In last month’s HSJ, Duncan Selbie raised serious questions about the NHS’s record on public health and tackling the causes of ill health and health inequalities.
With public health directors moving to local government, and a new national agency in Public Health England to take the lead on prevention, there may be some who see the NHS’s obligations to promote good health as having been reduced.
The reality, however, is that while lead responsibility for public health will lie outside the NHS’s boundaries, health professionals and NHS organisations remain as key to improving our health and preventing illness as they have ever been. While councils will set the priorities for dedicated public health spending, GPs and the Commissioning Board with its various roles will be important partners without whom some of the most promising and effective interventions cannot be done.
‘Too often GPs and teachers do not know how significant a public health issue behaviour is’
A case in point is parenting.
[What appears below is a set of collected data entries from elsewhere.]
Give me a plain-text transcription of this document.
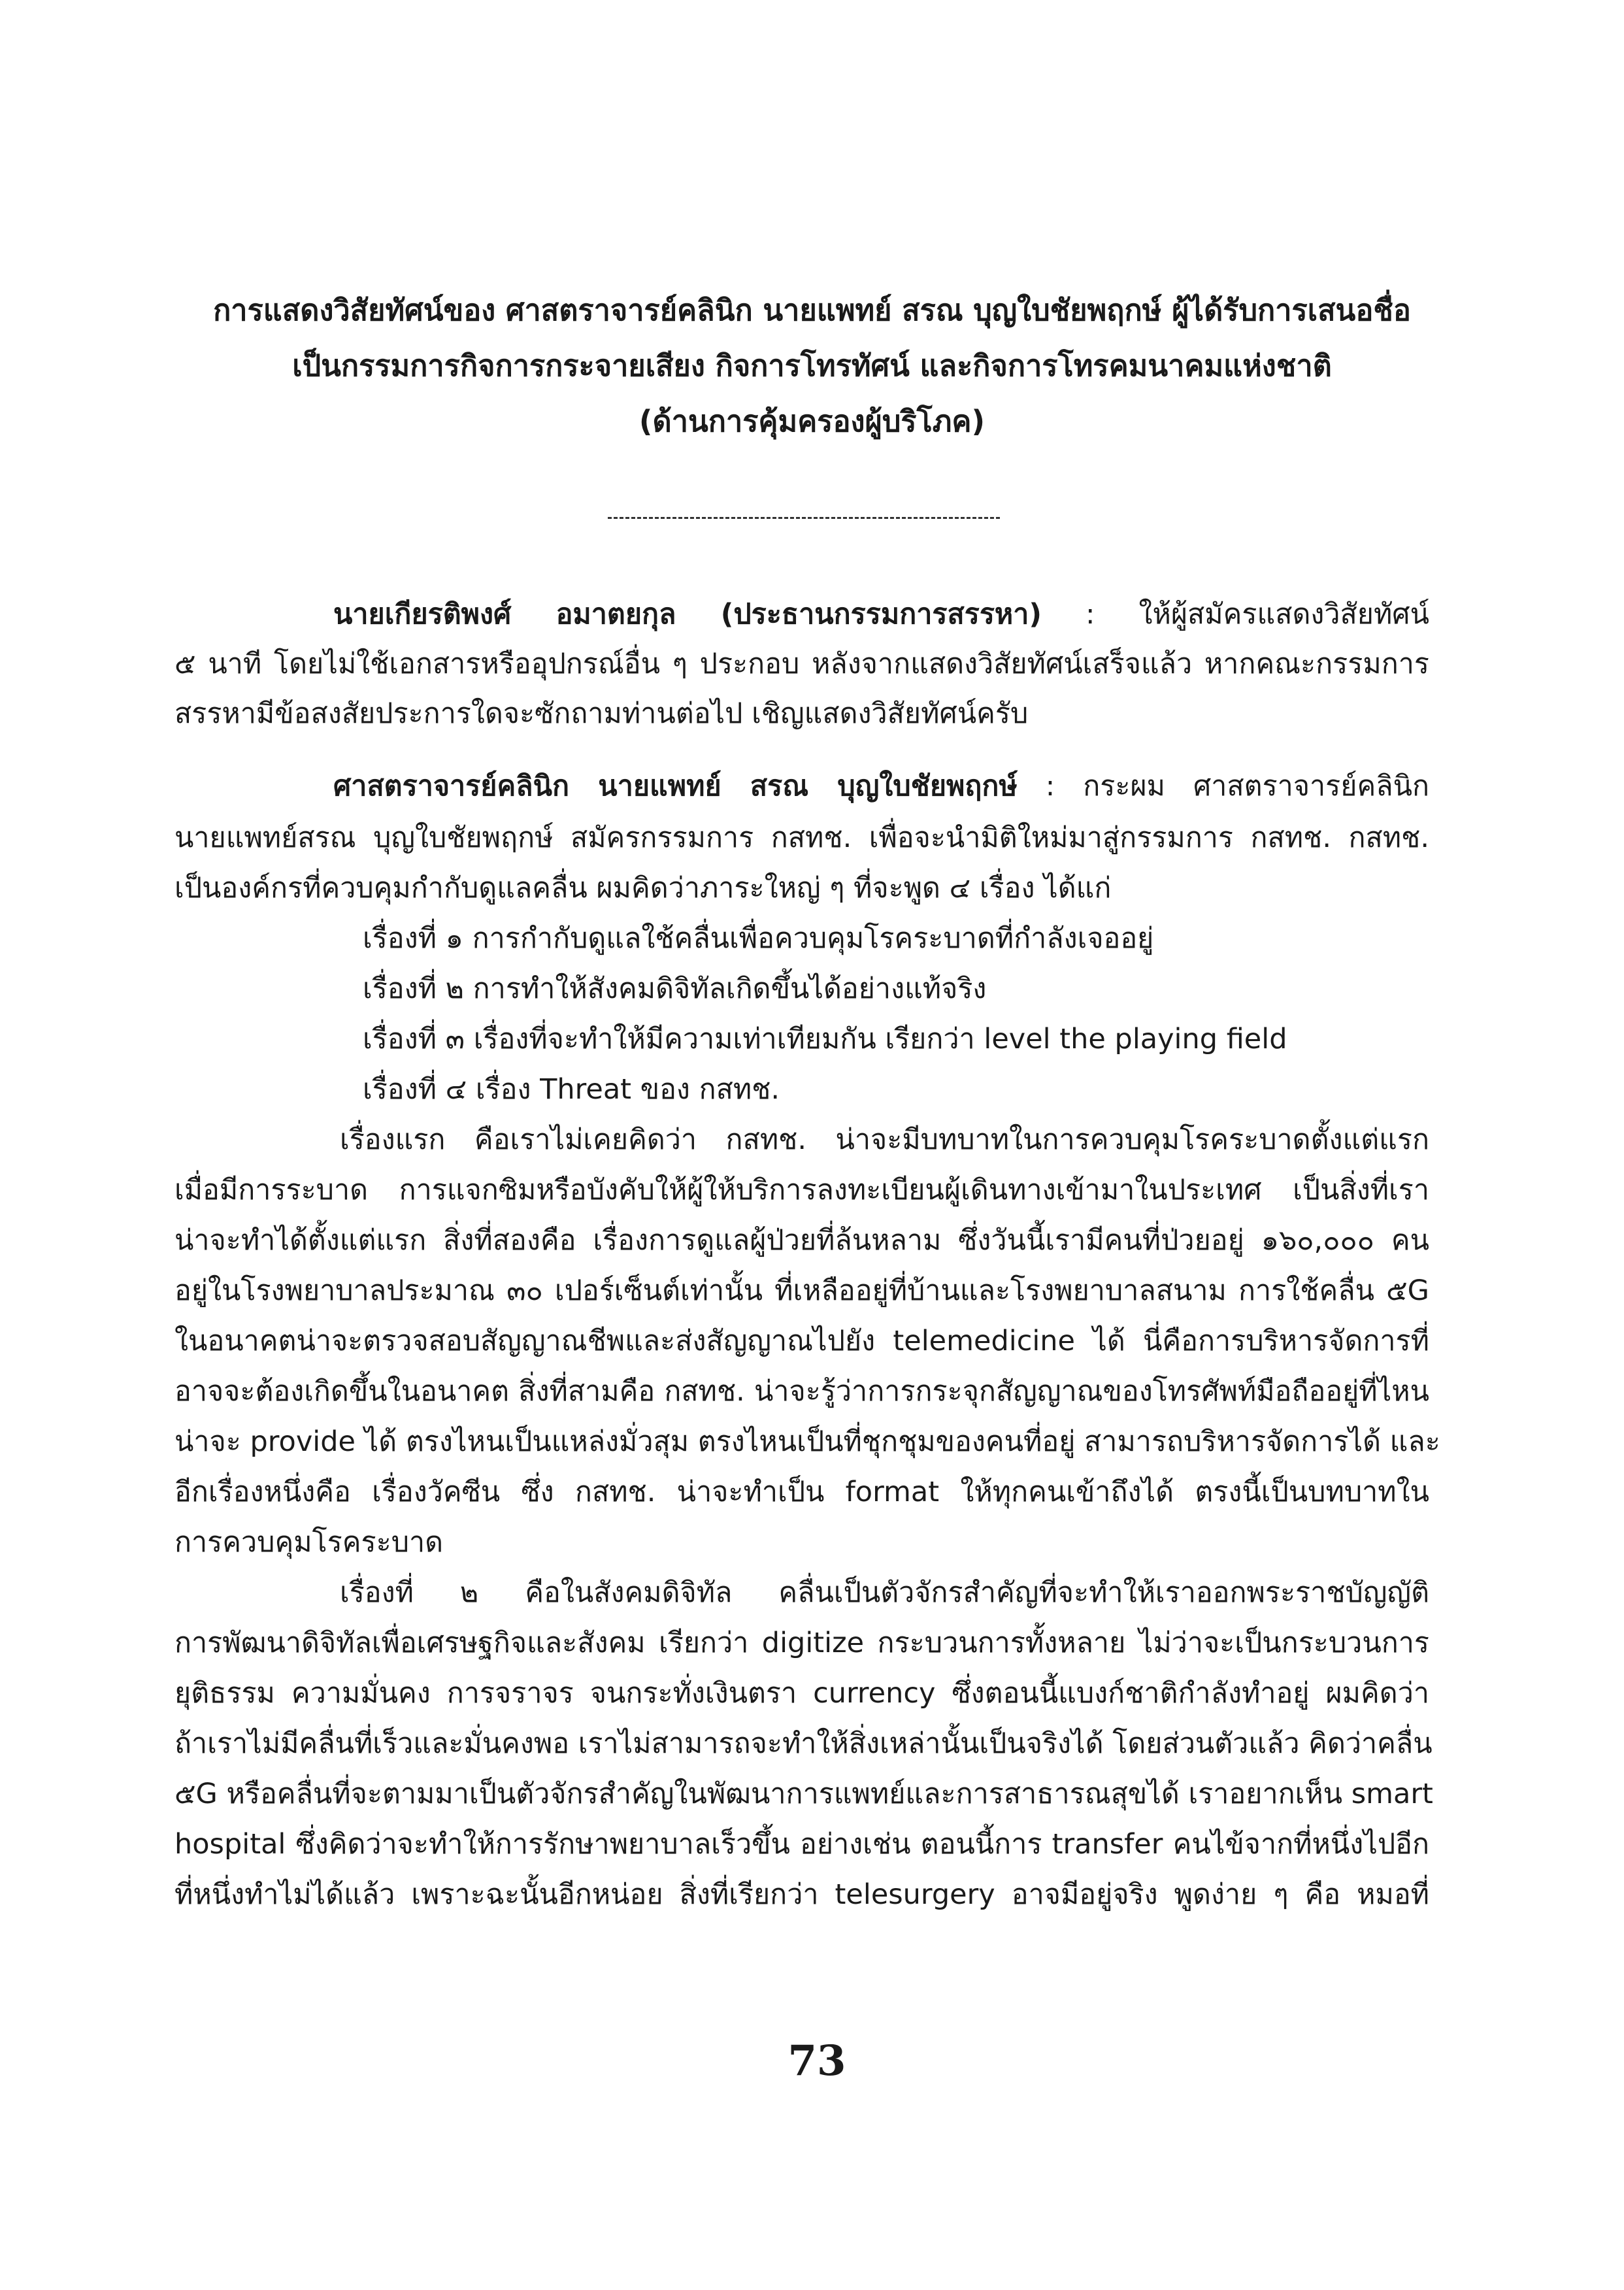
การแสดงวิสัยทัศน์ของ ศาสตราจารย์คลินิก นายแพทย์ สรณ บุญใบชัยพฤกษ์ ผู้ได้รับการเสนอชื่อ
เป็นกรรมการกิจการกระจายเสียง กิจการโทรทัศน์ และกิจการโทรคมนาคมแห่งชาติ
(ด้านการคุ้มครองผู้บริโภค)
นายเกียรติพงศ์ อมาตยกุล (ประธานกรรมการสรรหา) : ให้ผู้สมัครแสดงวิสัยทัศน์
๕ นาที โดยไม่ใช้เอกสารหรืออุปกรณ์อื่น ๆ ประกอบ หลังจากแสดงวิสัยทัศน์เสร็จแล้ว หากคณะกรรมการ
สรรหามีข้อสงสัยประการใดจะซักถามท่านต่อไป เชิญแสดงวิสัยทัศน์ครับ
ศาสตราจารย์คลินิก นายแพทย์ สรณ บุญใบชัยพฤกษ์ : กระผม ศาสตราจารย์คลินิก
นายแพทย์สรณ บุญใบชัยพฤกษ์ สมัครกรรมการ กสทช. เพื่อจะนำมิติใหม่มาสู่กรรมการ กสทช. กสทช.
เป็นองค์กรที่ควบคุมกำกับดูแลคลื่น ผมคิดว่าภาระใหญ่ ๆ ที่จะพูด ๔ เรื่อง ได้แก่
เรื่องที่ ๑ การกำกับดูแลใช้คลื่นเพื่อควบคุมโรคระบาดที่กำลังเจออยู่
เรื่องที่ ๒ การทำให้สังคมดิจิทัลเกิดขึ้นได้อย่างแท้จริง
เรื่องที่ ๓ เรื่องที่จะทำให้มีความเท่าเทียมกัน เรียกว่า level the playing field
เรื่องที่ ๔ เรื่อง Threat ของ กสทช.
เรื่องแรก คือเราไม่เคยคิดว่า กสทช. น่าจะมีบทบาทในการควบคุมโรคระบาดตั้งแต่แรก
เมื่อมีการระบาด การแจกซิมหรือบังคับให้ผู้ให้บริการลงทะเบียนผู้เดินทางเข้ามาในประเทศ เป็นสิ่งที่เรา
น่าจะทำได้ตั้งแต่แรก สิ่งที่สองคือ เรื่องการดูแลผู้ป่วยที่ล้นหลาม ซึ่งวันนี้เรามีคนที่ป่วยอยู่ ๑๖๐,๐๐๐ คน
อยู่ในโรงพยาบาลประมาณ ๓๐ เปอร์เซ็นต์เท่านั้น ที่เหลืออยู่ที่บ้านและโรงพยาบาลสนาม การใช้คลื่น ๕G
ในอนาคตน่าจะตรวจสอบสัญญาณชีพและส่งสัญญาณไปยัง telemedicine ได้ นี่คือการบริหารจัดการที่
อาจจะต้องเกิดขึ้นในอนาคต สิ่งที่สามคือ กสทช. น่าจะรู้ว่าการกระจุกสัญญาณของโทรศัพท์มือถืออยู่ที่ไหน
น่าจะ provide ได้ ตรงไหนเป็นแหล่งมั่วสุม ตรงไหนเป็นที่ชุกชุมของคนที่อยู่ สามารถบริหารจัดการได้ และ
อีกเรื่องหนึ่งคือ เรื่องวัคซีน ซึ่ง กสทช. น่าจะทำเป็น format ให้ทุกคนเข้าถึงได้ ตรงนี้เป็นบทบาทใน
การควบคุมโรคระบาด
เรื่องที่ ๒ คือในสังคมดิจิทัล คลื่นเป็นตัวจักรสำคัญที่จะทำให้เราออกพระราชบัญญัติ
การพัฒนาดิจิทัลเพื่อเศรษฐกิจและสังคม เรียกว่า digitize กระบวนการทั้งหลาย ไม่ว่าจะเป็นกระบวนการ
ยุติธรรม ความมั่นคง การจราจร จนกระทั่งเงินตรา currency ซึ่งตอนนี้แบงก์ชาติกำลังทำอยู่ ผมคิดว่า
ถ้าเราไม่มีคลื่นที่เร็วและมั่นคงพอ เราไม่สามารถจะทำให้สิ่งเหล่านั้นเป็นจริงได้ โดยส่วนตัวแล้ว คิดว่าคลื่น
๕G หรือคลื่นที่จะตามมาเป็นตัวจักรสำคัญในพัฒนาการแพทย์และการสาธารณสุขได้ เราอยากเห็น smart
hospital ซึ่งคิดว่าจะทำให้การรักษาพยาบาลเร็วขึ้น อย่างเช่น ตอนนี้การ transfer คนไข้จากที่หนึ่งไปอีก
ที่หนึ่งทำไม่ได้แล้ว เพราะฉะนั้นอีกหน่อย สิ่งที่เรียกว่า telesurgery อาจมีอยู่จริง พูดง่าย ๆ คือ หมอที่
73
There is now clear and incontrovertible evidence that children with the most serious behavioural problems grow up to be among the most disadvantaged and unhealthy people in our communities.
One child in 20 has a severe behavioural problem while another 15 per cent have less severe problems; between them they go on to commit 80 per cent of crime during their lifetimes.
Feelings of stigma
Yet behavioural problems can be either prevented or managed using simple and inexpensive interventions. In most cases, evidence-based parenting programmes like Triple P and Incredible Years can in a short time support parents to manage their children’s behaviour and dramatically improve their health and life chances.
Such programmes, however, are not widely available. Where they are provided, they are not always targeted towards the families who need them most. And not all such programmes are run faithfully to the programme’s design by staff with the right skills to deliver them most effectively.
Key to the success of parenting interventions is the ability of universal health services to identify the families who could benefit from them and make referrals successfully.
Research shows that most parents who struggle with their children’s behaviour ask for help. Most often they ask their GP or their children’s schools. Yet too often GPs and teachers do not know how significant a public health issue behaviour is or what programmes exist locally to address it or how to refer in to them in a way that doesn’t make parents feel stigmatised.
General practitioners, health visitors, midwives and mental health professionals are all ideally placed to identify families where behavioural problems are either emerging or already causing distress.
If they are aware of the support that is available and have the know-how to encourage parents to make use of it, health professionals can bring about a major improvement in the life chances of some of the most disadvantaged children in their communities.
It is in the relationships between the new public health system and the NHS, alongside their wider links with schools, housing providers and the police, that this major public health issue can be tackled successfully.
As the new systems take shape and learn to work together, providing parents with the support they need to give their children the best possible start in life can be a marker of what they can achieve and the difference they can make to the people they both exist to serve.